Leonardo DiCaprio, héroe absoluto del filme (gracias por su parte a la maestría del antagonista que el talentoso Tom Hardy interpreta, un desgraciado en toda regla), hace un alarde de actuación en todo el metraje, con una entrega a toda prueba, y una conversión en Hugh Glass completa, viendo su larga agonía, y combate personal e ingenio por sobrevivir (comer vísceras crudas, cicatrizar heridas a fuego vivo, escabullirse de la violencia de un río o dormir en el interior de un caballo), pasando por una pelea cuerpo a cuerpo con un imponente oso defendiendo a su crías, la amenaza de Fitzgerald, y quedando sumamente herido y solo en aquel territorio inhóspito y poderoso, aunque cierto que es mucho una exageración su lucha y continua agresión, sin embargo se hace algo siempre entre imposible, apabullante e impactante, un entretenimiento grandilocuente, pero hermoso, por sumergirnos en aquellas extremas vivencias cinematográficas, en un nunca detenerse de tratar de impresionarnos, y ofrecernos sorpresa y placer, ya importando poco la total veracidad (o prolongando y variando opciones en el desenlace, un sonido que trasmite harto anhelo, cierta fiesta y furia, recordarnos el cine coreano de venganza y explicites, o el western clásico). 

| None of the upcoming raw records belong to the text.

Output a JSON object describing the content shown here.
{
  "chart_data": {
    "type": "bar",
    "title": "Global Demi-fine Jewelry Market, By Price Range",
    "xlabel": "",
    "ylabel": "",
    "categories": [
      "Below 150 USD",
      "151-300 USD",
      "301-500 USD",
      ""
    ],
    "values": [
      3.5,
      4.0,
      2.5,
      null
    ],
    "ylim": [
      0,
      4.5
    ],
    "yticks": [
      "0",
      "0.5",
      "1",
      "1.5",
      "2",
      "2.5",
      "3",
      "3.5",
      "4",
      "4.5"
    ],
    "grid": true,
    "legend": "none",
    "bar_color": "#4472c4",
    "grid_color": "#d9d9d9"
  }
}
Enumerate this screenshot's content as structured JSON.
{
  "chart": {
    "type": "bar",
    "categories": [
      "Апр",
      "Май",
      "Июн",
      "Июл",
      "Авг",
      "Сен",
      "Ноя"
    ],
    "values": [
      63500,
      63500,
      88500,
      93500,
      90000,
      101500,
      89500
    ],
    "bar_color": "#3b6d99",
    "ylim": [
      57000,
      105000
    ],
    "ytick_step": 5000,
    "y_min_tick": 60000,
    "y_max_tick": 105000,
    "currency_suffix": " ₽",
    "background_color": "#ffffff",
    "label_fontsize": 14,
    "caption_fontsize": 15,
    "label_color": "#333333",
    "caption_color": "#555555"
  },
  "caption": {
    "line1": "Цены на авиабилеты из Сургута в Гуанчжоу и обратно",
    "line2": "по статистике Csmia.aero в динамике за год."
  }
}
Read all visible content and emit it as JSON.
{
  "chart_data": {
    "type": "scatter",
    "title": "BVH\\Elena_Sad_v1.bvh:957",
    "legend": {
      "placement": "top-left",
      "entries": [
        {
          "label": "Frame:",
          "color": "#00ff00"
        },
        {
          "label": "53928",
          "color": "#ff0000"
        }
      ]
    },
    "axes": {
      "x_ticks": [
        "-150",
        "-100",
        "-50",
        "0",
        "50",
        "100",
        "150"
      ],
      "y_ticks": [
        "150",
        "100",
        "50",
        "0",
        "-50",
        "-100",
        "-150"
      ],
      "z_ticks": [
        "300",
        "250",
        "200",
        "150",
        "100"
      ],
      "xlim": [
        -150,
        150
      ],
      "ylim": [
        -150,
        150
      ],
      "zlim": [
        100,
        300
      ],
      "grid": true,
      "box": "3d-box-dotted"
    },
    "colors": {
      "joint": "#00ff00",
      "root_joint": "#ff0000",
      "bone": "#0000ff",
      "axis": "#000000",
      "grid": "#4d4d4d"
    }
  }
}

Logra ser un lugar de sensaciones y hartas emociones, frente a un combate tras otro, como en aquel mensaje de un cuerpo ahorcado siendo inocente, metido(s) en el “todos somos salvajes”, típico del tiempo y espacio en que se adscribe la trama, que en realidad juega a desmentirse en el filme, porque hay un respeto a las diferencias étnicas, porque Glass tiene un hijo mitad indígena a quien llama la razón de su vida y por quien quiere redención, porque el héroe habla y escucha el idioma de la naturaleza, el de las tribus, cuando le espera el amor de su mujer de raza Pawnee, o porque la justicia llega por Dios (y los indios), esos que agreden, pero también defienden su territorio, negocian, curan y sufren daños.